Following intense AMEC advocacy over the last year, the Commonwealth Government announced in the Federal Budget a $7B Critical Minerals Production Tax Incentive to drive downstream investment in Australian critical minerals processing.  Building off the AMEC PTC Report drafted by Mandala Consulting, a Production Tax Incentive will provide a 10 per cent tax credit to companies undertaking downstream processing that value-adds to raw minerals. AMEC members identified a tax credit as an important lever to encourage action. From a policy perspective, this incentive is a zero-risk approach for Australia to take. If companies do not produce a value-added product, they will not be eligible to receive a tax credit. This means that, unlike grants programmes, money is only spent when the sought after outcome is achieved.

The Critical Minerals Production Tax Incentive (CMPTI) is the cornerstone of the ‘Future Made in Australia’ strategy, and is Australia’s response to the international influx of massive market interventions seeking to secure downstream processing overseas. The CMPTI is one part of a broader advocacy strategy to make Australia competitive to keep more mineral processing in Australia.

AMEC’s advocacy was underpinned by the Mandala report which was taken to Government and the Opposition in November 2023, and then again with a delegation in February 2024. AMEC would like to thank the following companies for providing information and important operational data, that helped form the Report:

AMEC continue to engage with Cabinet, the wider Government, Opposition, Treasury and Departments on the delivery of the CMPTI.  The next steps will be to closely consult with Government on the exact terms and conditions in the legislative framework of how the tax credit will work.

For more see Critical Minerals Production Tax Incentive on AMEC’s website.

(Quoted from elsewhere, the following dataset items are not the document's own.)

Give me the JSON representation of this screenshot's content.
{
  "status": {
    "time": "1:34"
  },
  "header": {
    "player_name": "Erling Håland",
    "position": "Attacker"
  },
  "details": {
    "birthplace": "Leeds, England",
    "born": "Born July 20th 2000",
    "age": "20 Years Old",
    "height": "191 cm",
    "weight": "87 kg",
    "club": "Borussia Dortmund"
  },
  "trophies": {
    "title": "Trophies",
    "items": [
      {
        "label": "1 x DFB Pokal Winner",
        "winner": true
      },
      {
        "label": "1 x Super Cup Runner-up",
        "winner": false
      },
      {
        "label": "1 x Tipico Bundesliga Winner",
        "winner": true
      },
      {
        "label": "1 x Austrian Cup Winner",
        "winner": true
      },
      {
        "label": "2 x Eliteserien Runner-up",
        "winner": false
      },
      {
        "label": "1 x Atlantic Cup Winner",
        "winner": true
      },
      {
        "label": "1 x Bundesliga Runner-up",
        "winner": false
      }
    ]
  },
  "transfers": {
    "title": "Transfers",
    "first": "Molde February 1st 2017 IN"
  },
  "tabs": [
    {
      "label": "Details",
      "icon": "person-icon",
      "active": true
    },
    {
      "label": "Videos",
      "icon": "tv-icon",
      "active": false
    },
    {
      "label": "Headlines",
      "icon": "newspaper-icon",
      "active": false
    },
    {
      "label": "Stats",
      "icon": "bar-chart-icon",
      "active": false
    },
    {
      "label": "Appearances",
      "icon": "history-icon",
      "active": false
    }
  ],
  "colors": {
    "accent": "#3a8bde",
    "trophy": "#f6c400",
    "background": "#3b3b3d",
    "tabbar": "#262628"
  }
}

The CMPTI is important, but not a silver bullet. AMEC continues to actively work to cut red tape and working with State and Commonwealth Government’s to reduce the administrative burden on mining and mineral exploration companies. So that they can get on the ground quicker, and make the discoveries necessary for companies to need a CMPTI in the future.

 

Nature Positive Reforms

The reform of the Environmental Protection Biodiversity Conservation Act 1999 is an Election commitment by the Federal Government known as the “Nature Positive reforms”. On 16 April, Minister Plibersek announced that the nature positive reforms would be staged rather than entering Parliament in the winter sittings as originally proposed. Consequently, the Commonwealth Government has introduced into Parliament the following legislation:

  1. Nature Positive (Environment Protection Australia) Bill 2024
  1. Nature Positive (Environment Information Australia) Bill 2024
  1. Nature Positive (Environment Law Amendments and Transitional Provisions) Bill 2024

 

The legislation creates commonwealth non-corporate entities – EPA and EIA. Specifically, the CEO of the EPA and the Head of EIA. It confers powers on them and independence as a statutory body that can be guided via a Statement of Expectations.

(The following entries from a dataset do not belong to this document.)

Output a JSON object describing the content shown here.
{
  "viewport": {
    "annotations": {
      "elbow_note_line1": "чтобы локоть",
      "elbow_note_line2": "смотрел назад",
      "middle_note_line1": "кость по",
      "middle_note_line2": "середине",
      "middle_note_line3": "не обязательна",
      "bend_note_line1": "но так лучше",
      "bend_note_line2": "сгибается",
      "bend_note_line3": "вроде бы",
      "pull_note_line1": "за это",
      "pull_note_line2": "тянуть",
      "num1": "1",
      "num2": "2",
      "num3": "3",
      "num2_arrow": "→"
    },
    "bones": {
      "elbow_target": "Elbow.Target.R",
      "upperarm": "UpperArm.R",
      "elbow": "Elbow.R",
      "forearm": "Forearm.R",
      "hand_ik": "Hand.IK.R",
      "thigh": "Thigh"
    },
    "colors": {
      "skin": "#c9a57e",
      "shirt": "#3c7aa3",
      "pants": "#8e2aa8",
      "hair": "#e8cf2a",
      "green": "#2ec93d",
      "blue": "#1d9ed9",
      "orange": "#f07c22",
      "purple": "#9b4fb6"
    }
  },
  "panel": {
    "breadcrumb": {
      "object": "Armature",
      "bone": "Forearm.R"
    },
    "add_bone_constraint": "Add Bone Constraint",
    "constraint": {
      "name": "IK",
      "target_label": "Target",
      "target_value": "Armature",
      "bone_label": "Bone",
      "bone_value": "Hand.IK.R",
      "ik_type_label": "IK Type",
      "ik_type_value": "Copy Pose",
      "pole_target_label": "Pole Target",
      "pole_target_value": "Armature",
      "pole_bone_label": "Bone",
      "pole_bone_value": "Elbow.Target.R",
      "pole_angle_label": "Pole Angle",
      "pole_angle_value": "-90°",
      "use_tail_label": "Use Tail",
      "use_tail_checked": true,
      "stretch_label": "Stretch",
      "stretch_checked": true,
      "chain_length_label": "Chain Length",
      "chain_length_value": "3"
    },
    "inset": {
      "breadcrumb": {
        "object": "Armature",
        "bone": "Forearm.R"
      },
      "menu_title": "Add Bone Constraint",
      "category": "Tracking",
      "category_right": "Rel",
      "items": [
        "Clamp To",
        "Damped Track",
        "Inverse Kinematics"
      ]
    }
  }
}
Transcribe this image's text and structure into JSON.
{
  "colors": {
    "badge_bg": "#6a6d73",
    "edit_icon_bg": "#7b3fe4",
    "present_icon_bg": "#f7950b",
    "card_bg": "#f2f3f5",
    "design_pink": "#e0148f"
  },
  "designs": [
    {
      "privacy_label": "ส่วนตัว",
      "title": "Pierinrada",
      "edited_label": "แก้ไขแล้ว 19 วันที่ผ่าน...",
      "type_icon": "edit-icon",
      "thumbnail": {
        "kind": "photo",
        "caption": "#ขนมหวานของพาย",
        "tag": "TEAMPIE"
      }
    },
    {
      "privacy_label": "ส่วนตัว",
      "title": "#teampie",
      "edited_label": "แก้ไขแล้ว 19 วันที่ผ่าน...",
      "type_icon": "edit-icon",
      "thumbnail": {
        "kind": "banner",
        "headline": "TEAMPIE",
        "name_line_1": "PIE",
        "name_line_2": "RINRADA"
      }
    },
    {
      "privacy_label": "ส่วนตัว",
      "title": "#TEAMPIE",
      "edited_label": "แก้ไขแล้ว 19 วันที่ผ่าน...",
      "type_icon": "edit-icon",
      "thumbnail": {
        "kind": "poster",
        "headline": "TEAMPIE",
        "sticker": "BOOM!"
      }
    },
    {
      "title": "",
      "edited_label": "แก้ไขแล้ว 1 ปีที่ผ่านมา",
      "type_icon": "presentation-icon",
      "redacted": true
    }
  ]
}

The amendments and transitional Bill changes 9 pieces of environmental legislation. It is to enable the EPA and EIA. It also increases fines to a maximum of $780M. It is anticipated this legislation will be sent to committee in the Senate.

AMEC has met with the DCCEEW staff to discuss the progress. The Department are expected in Perth for a briefing in July – August. AMEC are seeking this meeting to be conducted among a broad as group as possible, as well as identifying opportunities in other jurisdictions for members to engage in person.

AMEC has also met with the Shadow Environment Minister. The Opposition are interested in feedback, and it is believed that the legislation will be directed to a committee when it enters the Senate.

AMEC hosted an Environmental Legislation Forum on 12 June 2024 to discuss the Nature Positive Reforms, which was attended by over 250 people.

 

Native Title Review and Aboriginal Torres Strait Islander Heritage Protection Act 1984

The Commonwealth Attorney General has issued a Terms of Reference for the Australian Law Reform Commission (ALRC) to inquire into the future acts regime in the Native Title Act 1993 (Cth). This Inquiry forms part of the Government’s commitment in response to the Northern Australian Committee’s Reports into Juukan Gorge. The ALRC will provide its final report to the Attorney-General by 8 December 2025.  Through the AMEC Aboriginal Affairs Committee, a subcommittee will draft a formal submission to Government.

The Aboriginal Torres Strait Islander Heritage Protection Act 1984 (ATSIHP Act) is under review. AMEC will continue to meet with DCCEEW and update members when there is further consultation opportunities.

NEW Website Link for State and Federal Critical Minerals Grants

AMEC is thrilled to share our one stop shop for critical minerals grants and funding opportunities, at both state and federal levels. 

Whether you are involved in the critical minerals space as an explorer, producer or service provider, there are opportunities offered from state and federal governments. AMEC has collated a list of the different funding schemes and support for members.

These opportunities include a range of monetary support such as grants, subsidies, and more, available for individuals involved in critical minerals exploration, production, or related services.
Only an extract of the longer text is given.